Cette chronique est rédigée chaque semaine dans le train qui mène un « turbo-prof » de Paris, où il vit, à Clermont-Ferrand, où il est maître de conférences. De contrôleurs en grèves d’étudiants, de trains manqués aux cours à préparer, 1500 signes pour décrire les heur(t)s et malheurs d’un classique ordinaire.
Dans l’Intercités Clermont-Paris, jeudi 19 mars.

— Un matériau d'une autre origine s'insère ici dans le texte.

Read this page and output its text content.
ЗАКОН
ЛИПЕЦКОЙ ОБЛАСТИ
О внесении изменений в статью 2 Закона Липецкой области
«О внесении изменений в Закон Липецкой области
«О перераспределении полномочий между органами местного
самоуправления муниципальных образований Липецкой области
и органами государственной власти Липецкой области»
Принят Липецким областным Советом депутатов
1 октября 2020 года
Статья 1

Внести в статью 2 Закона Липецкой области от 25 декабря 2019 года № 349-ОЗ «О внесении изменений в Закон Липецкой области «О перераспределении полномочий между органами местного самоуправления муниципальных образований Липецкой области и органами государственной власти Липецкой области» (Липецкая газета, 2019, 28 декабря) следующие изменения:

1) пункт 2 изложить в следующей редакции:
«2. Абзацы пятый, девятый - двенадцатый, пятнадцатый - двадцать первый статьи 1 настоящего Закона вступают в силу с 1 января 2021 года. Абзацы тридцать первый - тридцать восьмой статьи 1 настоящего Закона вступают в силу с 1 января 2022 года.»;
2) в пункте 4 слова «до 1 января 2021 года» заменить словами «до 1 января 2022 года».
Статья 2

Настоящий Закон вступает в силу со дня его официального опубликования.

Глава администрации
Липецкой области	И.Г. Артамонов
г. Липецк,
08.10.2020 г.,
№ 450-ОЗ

Aujourd’hui, Forum de l’Insertion Professionnelle. On m’a invité à discuter sur le thème « Voyage, exils, identité ». Les étudiants ont posé beaucoup de questions : partir, quitter l’Auvergne ? Devenir enseignant ? Quitter son milieu social ? De très belles questions, souvent inquiètes. Et puis une, terrible : « à quoi ça sert, tout ça ? ». Que répondre à cette question sur l’utilité des études de Lettres ? Que ça ne sert à rien et que c’est ça qui est luxueux ? Muet, je revois la vidéo de Mossoul (des individus pilonnant des pièces du musée), les sites archéologiques bombardés en Syrie, une flaque de sang dans le musée de Tunis. Ceux qui désirent un nouvel ordre de choses s’en prennent prioritairement aux plus anciennes cultures. Pas si fous.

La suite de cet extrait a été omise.